Using the substitution x = 2cosu, find the integral of dx/((x^2)(4-x^2)^1/2), evaluated between x=1 and x=sqrt(2).

Starting with x=2cosu, rearrange for u to get u=arccos(x/2), then find the upper and lower limits of the integral. We find that our lower limit goes from 1 to pi/3, ad our upper limit goes from root 2 to pi/4.
Now to find the derivative of x, dx, in terms of the derivative of u, du. Find dx/du, which is simply
dx/du = -2sinu.
Thus, dx = -2sinudu.
Now substitute our x's for our equations in terms of u, as well as the upper and lower limits. The root(4-x²) term becomes root(4-4cos²u), which simply becomes 2sinu after we make use of the identity sin²x = 1 - cos²x.

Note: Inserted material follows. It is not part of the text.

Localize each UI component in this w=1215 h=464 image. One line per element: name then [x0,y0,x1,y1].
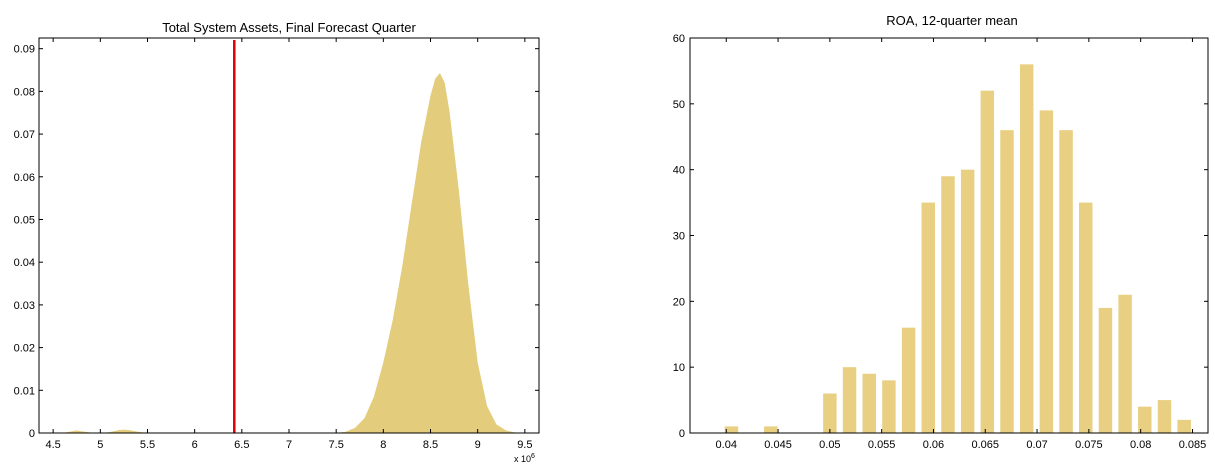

This 2sinu term in the denominator cancels with the 2sinu term in the numerator, which we got from subbing dx with -2sinudu.
Now our integral is simply -1/4 sec²u du, giving us
I = -1/4 tanu,
evaluated between u= pi/4 and u = pi/3. We may flip our limits and multiply our equation by minus 1 so that our upper limit is now a larger number than the lower limit, but this does not change the answer.
Evaluate to get the answer to be (-1+sqrt(3))/4.